Oct 18, 2005 19:32
Who do you need to forgive?
Myself.
Within a week's time, I've hurt two people, and I'm finding it hard to sleep at night.
Malcolm was not the one; I knew that when I was eighteen-years-old, and I still know it to be true now. But, he was something. Perhaps it was the things we had in common, the laughter we shared from youth, the life we shared across the ocean, the moments I've never had with another. I loved him, and I hated him. He inspired me to become a lawyer, to grow my hair long, to be someone else. I should have never held his hand; I should never have rekindled the flame, never have longed for the past. I'm not that child anymore. He wanted to marry me, and I... wanted something else. I didn't go back to him, and most likely will never have the opportunity again. But, that isn't the path I'm meant to follow; of that, I'm certain.

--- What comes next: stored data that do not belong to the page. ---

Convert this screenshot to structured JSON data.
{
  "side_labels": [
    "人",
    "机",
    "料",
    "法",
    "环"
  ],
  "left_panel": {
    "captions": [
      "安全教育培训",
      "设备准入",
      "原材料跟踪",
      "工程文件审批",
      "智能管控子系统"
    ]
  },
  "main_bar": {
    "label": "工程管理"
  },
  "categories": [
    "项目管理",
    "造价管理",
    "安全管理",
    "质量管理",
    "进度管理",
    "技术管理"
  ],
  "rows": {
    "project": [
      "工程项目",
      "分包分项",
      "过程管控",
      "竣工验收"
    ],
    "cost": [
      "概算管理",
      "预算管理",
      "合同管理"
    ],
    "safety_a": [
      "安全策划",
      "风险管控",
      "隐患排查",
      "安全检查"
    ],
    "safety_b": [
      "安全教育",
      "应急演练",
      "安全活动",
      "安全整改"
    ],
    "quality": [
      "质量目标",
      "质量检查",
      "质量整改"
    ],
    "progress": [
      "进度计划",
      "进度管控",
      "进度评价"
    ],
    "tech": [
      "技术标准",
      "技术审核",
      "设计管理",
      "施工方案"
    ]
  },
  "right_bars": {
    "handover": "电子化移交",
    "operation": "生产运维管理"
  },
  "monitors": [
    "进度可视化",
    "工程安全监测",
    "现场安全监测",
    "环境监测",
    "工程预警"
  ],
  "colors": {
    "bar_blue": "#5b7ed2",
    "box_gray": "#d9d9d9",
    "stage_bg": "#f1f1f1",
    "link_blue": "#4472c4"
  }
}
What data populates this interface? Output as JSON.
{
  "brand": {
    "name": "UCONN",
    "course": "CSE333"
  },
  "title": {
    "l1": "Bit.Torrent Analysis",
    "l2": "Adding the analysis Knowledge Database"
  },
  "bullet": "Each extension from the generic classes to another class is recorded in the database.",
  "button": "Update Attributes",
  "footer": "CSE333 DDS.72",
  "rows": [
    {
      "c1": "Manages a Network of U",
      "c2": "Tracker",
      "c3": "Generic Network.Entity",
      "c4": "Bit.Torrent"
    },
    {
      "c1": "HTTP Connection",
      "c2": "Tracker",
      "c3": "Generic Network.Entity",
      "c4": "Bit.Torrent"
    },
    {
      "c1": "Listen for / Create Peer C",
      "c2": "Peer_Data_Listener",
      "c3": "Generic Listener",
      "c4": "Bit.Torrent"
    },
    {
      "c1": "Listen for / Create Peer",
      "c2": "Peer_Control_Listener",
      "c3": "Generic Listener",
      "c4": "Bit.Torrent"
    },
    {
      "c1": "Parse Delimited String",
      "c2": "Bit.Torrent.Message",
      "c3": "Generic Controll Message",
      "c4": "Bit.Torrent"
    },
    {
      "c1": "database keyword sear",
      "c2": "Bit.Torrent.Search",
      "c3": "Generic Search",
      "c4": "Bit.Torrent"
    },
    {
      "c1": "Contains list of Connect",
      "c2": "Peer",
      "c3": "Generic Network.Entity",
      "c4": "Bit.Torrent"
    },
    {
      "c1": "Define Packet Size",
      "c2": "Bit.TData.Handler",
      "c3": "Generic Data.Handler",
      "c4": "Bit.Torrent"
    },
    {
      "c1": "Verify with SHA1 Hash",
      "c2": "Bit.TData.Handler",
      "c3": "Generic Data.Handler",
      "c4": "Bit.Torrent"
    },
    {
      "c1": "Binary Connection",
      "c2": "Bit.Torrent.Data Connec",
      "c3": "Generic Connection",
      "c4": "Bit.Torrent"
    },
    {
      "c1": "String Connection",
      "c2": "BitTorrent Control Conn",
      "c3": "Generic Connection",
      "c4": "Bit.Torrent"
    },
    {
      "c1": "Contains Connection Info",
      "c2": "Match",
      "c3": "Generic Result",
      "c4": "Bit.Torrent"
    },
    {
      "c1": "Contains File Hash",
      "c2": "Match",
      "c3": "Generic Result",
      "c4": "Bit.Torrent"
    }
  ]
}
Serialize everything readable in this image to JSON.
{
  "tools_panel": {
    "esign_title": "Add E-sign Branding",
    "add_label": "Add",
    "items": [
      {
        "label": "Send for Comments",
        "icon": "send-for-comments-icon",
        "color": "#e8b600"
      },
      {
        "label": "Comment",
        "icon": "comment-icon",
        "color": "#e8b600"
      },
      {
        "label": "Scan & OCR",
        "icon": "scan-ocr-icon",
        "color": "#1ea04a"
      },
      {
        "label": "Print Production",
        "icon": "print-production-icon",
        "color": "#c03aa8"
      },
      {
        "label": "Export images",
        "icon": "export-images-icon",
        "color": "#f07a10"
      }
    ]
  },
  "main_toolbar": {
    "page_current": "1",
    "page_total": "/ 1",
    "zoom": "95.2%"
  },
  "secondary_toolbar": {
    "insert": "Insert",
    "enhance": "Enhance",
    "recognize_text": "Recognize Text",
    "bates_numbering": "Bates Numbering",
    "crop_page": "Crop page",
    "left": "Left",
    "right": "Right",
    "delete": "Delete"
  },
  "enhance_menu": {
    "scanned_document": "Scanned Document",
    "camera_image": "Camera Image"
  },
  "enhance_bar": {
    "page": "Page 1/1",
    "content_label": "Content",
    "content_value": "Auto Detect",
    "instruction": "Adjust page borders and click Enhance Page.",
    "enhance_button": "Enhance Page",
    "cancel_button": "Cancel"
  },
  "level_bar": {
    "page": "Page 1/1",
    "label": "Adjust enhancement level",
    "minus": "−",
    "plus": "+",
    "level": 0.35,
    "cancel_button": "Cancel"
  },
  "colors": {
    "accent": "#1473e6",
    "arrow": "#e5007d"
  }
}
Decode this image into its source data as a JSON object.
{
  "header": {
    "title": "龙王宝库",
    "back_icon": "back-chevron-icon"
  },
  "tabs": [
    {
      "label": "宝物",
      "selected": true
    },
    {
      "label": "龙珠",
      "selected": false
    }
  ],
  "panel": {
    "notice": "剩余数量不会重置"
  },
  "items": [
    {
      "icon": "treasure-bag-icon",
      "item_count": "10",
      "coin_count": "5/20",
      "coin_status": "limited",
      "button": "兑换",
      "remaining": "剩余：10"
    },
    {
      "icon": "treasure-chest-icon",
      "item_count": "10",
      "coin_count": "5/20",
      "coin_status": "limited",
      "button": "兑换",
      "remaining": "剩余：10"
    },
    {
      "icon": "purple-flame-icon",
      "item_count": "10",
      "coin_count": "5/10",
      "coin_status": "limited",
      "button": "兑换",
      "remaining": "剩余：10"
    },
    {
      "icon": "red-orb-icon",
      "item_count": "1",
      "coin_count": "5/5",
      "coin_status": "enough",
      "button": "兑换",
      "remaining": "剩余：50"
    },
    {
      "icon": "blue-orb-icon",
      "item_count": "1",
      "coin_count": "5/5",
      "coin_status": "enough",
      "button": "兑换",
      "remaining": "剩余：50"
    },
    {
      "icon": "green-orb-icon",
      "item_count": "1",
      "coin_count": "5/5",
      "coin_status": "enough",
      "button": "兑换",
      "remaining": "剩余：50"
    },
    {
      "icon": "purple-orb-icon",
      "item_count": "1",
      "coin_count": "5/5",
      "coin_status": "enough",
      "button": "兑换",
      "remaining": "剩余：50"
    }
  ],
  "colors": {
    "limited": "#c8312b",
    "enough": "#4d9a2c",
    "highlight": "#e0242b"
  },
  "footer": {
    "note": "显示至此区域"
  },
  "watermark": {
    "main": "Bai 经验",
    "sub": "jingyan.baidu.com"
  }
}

However, Malcolm made one point painfully clear. He may not be the one for me, but Alan isn't either.
Alan was not the one, but I wanted him to be. I adored him from the start of our friendship, even when he appalled me with his lewd behavior and questionable ethics. However, he was my friend when I had no others. I told him simply that he was a man who only talked, and men who talk never do anything; that sadly still holds true. He prefers to be alone, especially when involved. I'll miss waking up next to him; I'll miss our morning tea while we read the paper. Perhaps it's the few moments of normality I'll miss and cherish the most - the moments when he was simply Alan, not the infamous Alan Shore. But, he never said he loved me. He never returned it. It was in his eyes sometimes; it was on the edge of his lips, almost able to slip out with his next breath. But, he never let it escape. No, he only said that I smell nice. I can't simply wait forever. I have to move on...
I need to forgive myself. I need to stop waking up, longing for one of them to be there to hold me. I won't go back. I won't rush into his arms and beg to come back. I need to move on with my life... and I hate myself for it.